Court Opinion

ID: 9726866
Source: CourtListenerOpinion
Date Created: 2023-08-26 13:11:01.538789+00
Date Added: 2024-06-11T18:25:31.608748
License: Public Domain

DeBRULER, Justice,
dissenting.
In this case the defendant filed a pre-trial motion in limine requesting the court to order the prosecutor, his deputy, and witnesses for the State to refrain from referring to a drug-related offense occurring in Steuben County, Indiana. The judge granted that motion.
During the trial, the State’s fourth witness, Detective Sergeant Stump, a thirteen-year veteran of the Indiana State Police, under questioning by the prosecutor, testified that he had met the defendant when he was arrested on a drug charge in Steuben County. The answer was in response to a question by the trial prosecutor to describe the circumstances under which he had twice met Mr. Rose.
*962“Q. Do you personally know, are you personally acquainted with the Defendant in this case, Michael Rose?
A. No, sir.
Q. Have you ever meet [sic] him before?
A. Yes. I have.
Q. How many times, approximately?
A. I’ve met him twice that I recall.
Q. Would you just briefly describe the circumstances of the two times that you’ve meet [sic] Mr. Rose?

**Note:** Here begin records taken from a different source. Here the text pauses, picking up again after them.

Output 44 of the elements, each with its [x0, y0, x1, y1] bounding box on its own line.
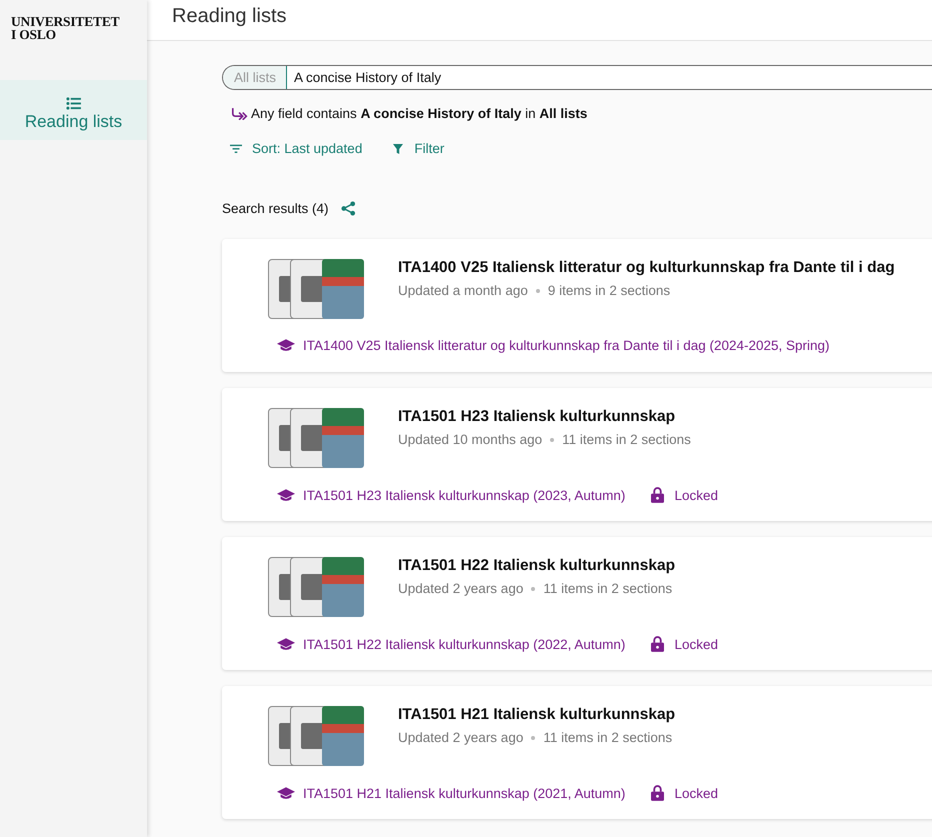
list-icon — [66, 97, 81, 110]
locked-label: Locked — [674, 488, 718, 502]
filter-icon — [392, 144, 404, 154]
course-link[interactable]: ITA1501 H23 Italiensk kulturkunnskap (2023, Autumn) — [303, 488, 626, 502]
course-link[interactable]: ITA1501 H22 Italiensk kulturkunnskap (2022, Autumn) — [303, 636, 626, 652]
graduation-cap-icon — [277, 488, 295, 502]
course-link[interactable]: ITA1400 V25 Italiensk litteratur og kulturkunnskap fra Dante til i dag (2024-2025, Spring) — [303, 338, 830, 353]
university-logo: UNIVERSITETET I OSLO — [10, 13, 120, 44]
items-count: 9 items in 2 sections — [548, 283, 670, 298]
updated-text: Updated 2 years ago — [398, 730, 524, 745]
list-title[interactable]: ITA1501 H21 Italiensk kulturkunnskap — [398, 706, 676, 724]
list-title[interactable]: ITA1501 H22 Italiensk kulturkunnskap — [398, 557, 676, 575]
sort-icon — [230, 144, 242, 154]
search-field[interactable]: All lists A concise History of Italy — [222, 65, 932, 90]
filter-button[interactable]: Filter — [392, 141, 444, 156]
arrow-icon — [231, 107, 249, 120]
separator-dot — [550, 438, 554, 442]
separator-dot — [536, 288, 540, 292]
updated-text: Updated 2 years ago — [398, 581, 524, 596]
query-summary: Any field contains A concise History of Italy in All lists — [251, 106, 588, 121]
result-card[interactable] — [222, 239, 932, 372]
separator-dot — [531, 586, 536, 590]
result-card[interactable]: ITA1501 H23 Italiensk kulturkunnskap Updated 10 months ago 11 items in 2 sections ITA1501 H23 Italiensk kulturkunnskap (2023, Autumn) Locked — [222, 388, 932, 521]
page-title: Reading lists — [171, 4, 288, 28]
result-card[interactable]: ITA1501 H22 Italiensk kulturkunnskap Updated 2 years ago 11 items in 2 sections ITA1501 H22 Italiensk kulturkunnskap (2022, Autumn) Locked — [222, 537, 932, 670]
graduation-cap-icon — [277, 339, 295, 352]
items-count: 11 items in 2 sections — [543, 730, 672, 745]
results-heading: Search results (4) — [222, 201, 329, 216]
graduation-cap-icon — [277, 638, 295, 650]
graduation-cap-icon — [277, 786, 295, 800]
locked-label: Locked — [674, 636, 718, 652]
list-title[interactable]: ITA1501 H23 Italiensk kulturkunnskap — [398, 408, 691, 426]
sidebar-item[interactable]: Reading lists — [0, 80, 147, 140]
sort-button[interactable]: Sort: Last updated — [230, 141, 362, 156]
result-card[interactable]: ITA1501 H21 Italiensk kulturkunnskap Updated 2 years ago 11 items in 2 sections ITA1501 H21 Italiensk kulturkunnskap (2021, Autumn) Locked — [222, 686, 932, 819]
share-icon[interactable] — [340, 201, 356, 216]
items-count: 11 items in 2 sections — [543, 581, 672, 596]
list-title[interactable]: ITA1400 V25 Italiensk litteratur og kulturkunnskap fra Dante til i dag — [398, 259, 895, 277]
items-count: 11 items in 2 sections — [562, 432, 691, 447]
updated-text: Updated 10 months ago — [398, 432, 542, 447]
separator-dot — [531, 736, 536, 740]
locked-label: Locked — [674, 786, 718, 800]
updated-text: Updated a month ago — [398, 283, 528, 298]
course-link[interactable]: ITA1501 H21 Italiensk kulturkunnskap (2021, Autumn) — [303, 786, 626, 800]
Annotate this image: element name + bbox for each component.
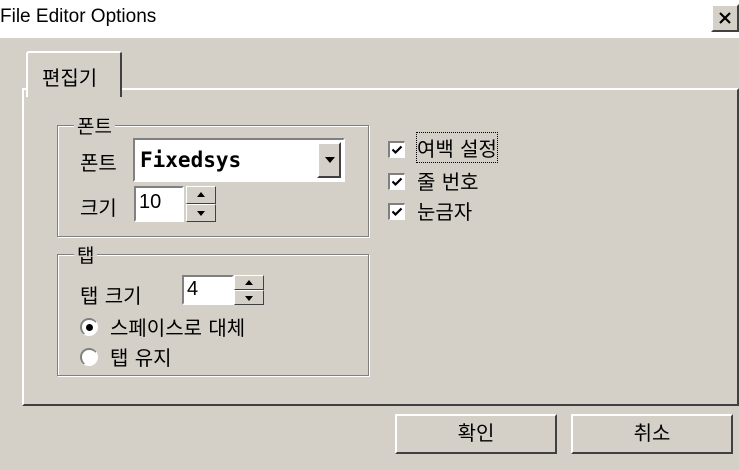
arrow-down-icon	[197, 211, 205, 216]
keep-tabs-label[interactable]: 탭 유지	[110, 342, 172, 371]
font-size-input[interactable]: 10	[134, 186, 184, 222]
replace-with-spaces-radio[interactable]	[80, 318, 98, 336]
ruler-checkbox[interactable]	[388, 203, 405, 220]
font-label: 폰트	[80, 151, 117, 175]
arrow-up-icon	[197, 192, 205, 197]
tab-editor-label: 편집기	[42, 66, 98, 90]
checkmark-icon	[391, 145, 403, 155]
tab-size-value: 4	[187, 278, 199, 300]
ruler-label[interactable]: 눈금자	[417, 196, 472, 225]
replace-with-spaces-label[interactable]: 스페이스로 대체	[110, 312, 245, 341]
radio-selected-dot	[86, 324, 93, 331]
chevron-down-icon	[325, 157, 335, 163]
ok-button-label: 확인	[457, 421, 495, 445]
tab-size-label: 탭 크기	[80, 284, 142, 308]
line-number-label[interactable]: 줄 번호	[417, 166, 479, 195]
close-icon	[719, 12, 731, 24]
cancel-button-label: 취소	[633, 421, 671, 445]
keep-tabs-radio[interactable]	[80, 348, 98, 366]
line-number-checkbox[interactable]	[388, 173, 405, 190]
arrow-down-icon	[245, 296, 253, 301]
tab-size-input[interactable]: 4	[182, 275, 234, 305]
arrow-up-icon	[245, 280, 253, 285]
tab-editor[interactable]: 편집기	[26, 51, 122, 97]
checkmark-icon	[391, 177, 403, 187]
tab-group-label: 탭	[74, 241, 98, 268]
margin-setting-label[interactable]: 여백 설정	[416, 132, 498, 163]
tab-size-down-button[interactable]	[234, 290, 264, 305]
margin-setting-checkbox[interactable]	[388, 141, 405, 158]
window-title: File Editor Options	[0, 6, 157, 27]
font-select-dropdown-button[interactable]	[317, 142, 341, 178]
font-select-value: Fixedsys	[140, 148, 242, 172]
font-select[interactable]: Fixedsys	[133, 138, 345, 182]
ok-button[interactable]: 확인	[395, 414, 557, 454]
size-label: 크기	[80, 196, 117, 220]
font-group-label: 폰트	[74, 112, 115, 139]
tab-size-up-button[interactable]	[234, 275, 264, 290]
close-button[interactable]	[711, 4, 739, 32]
title-bar: File Editor Options	[0, 0, 739, 38]
font-size-down-button[interactable]	[186, 204, 216, 222]
checkmark-icon	[391, 207, 403, 217]
font-size-up-button[interactable]	[186, 186, 216, 204]
cancel-button[interactable]: 취소	[571, 414, 733, 454]
font-size-value: 10	[139, 191, 162, 213]
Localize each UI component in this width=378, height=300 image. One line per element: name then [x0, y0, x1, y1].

A. The first time I believe was on December the 6th of last year, 1979. This would’ve been around 1:00 o’clock in the morning when we had our drug raid and picked up the defendants in the case. Uh, I was assigned the team to go up to his residence and serve the warrant at that time. The second time was earlier this year when he was arrested again on another drug charge in Steuben County.
MR. RHETTS: Objection, Your Honor.
MR. CHERRY: Uh, I have no objections—
THE COURT: The objection’s well taken.
MR. CHERRY: Okay. Let’s just drop the second time then that you’ve meet [sic] the Defendant.
MR. RHETTS: I’d ask that the Jury be admonished, Your Honor.
THE COURT: The Jury’s admonished to disregard that comment.
FURTHER EXAMINATION: Questions by Paul R. Cherry.
Q. Okay. Do you, are you, uh, personally acquainted with Officer Jerry Collins?
A. Yes, sir.
MR. RHETTS: Your Honor, I’m going to ask for a mistrial.
THE COURT: The objection’s overruled. You may proceed.”
As pointed out in the majority opinion, the trial prosecutor, in front of the jury, asked each police witness, including chemists, whether he or she knew the accused. This pattern of questioning, of which the foregoing excerpt is an example, was obviously being followed as a conscious and deliberate strategy by the prosecution. Consideration and planning by the prosecutor was behind it. It demonstrates a pattern involving the form of question and the decision to ask it of each witness. To devise a question is to contemplate probable responses and the further development and exploitation of desired responses. Here, Detective Stump gave the desired response when he answered: “I’ve met him twice that I recall.” The trial prosecutor sought to further exploit this response by asking the next question: “Would you just briefly describe the circumstances of the two times that you’ve met Mr. Rose?” When a trained lawyer-prosecutor in a criminal trial asks a police officer who was only a courier of evidentiary material in a chain of custody, to explain such circumstances, it reflects a conscious and deliberate choice to invite and open the door to the witness to ruminate over and to describe wholly irrelevant and grossly prejudicial events such as unrelated criminal investigations, interrogations, arrests, and convictions, both adult and juvenile. In this case it was a deliberate violation of the intent and purpose of the trial court’s order, a violation of the rule set down by this Court in White v. State, (1971) 257 Ind. 64, 272 N.E.2d 312, and demands reversal of this conviction. To affirm this conviction is to condone knowing and intentional conduct which placed this defendant in a position of grave peril to which he should never have been subjected under the rules set down for the trial, and encourages its repetition.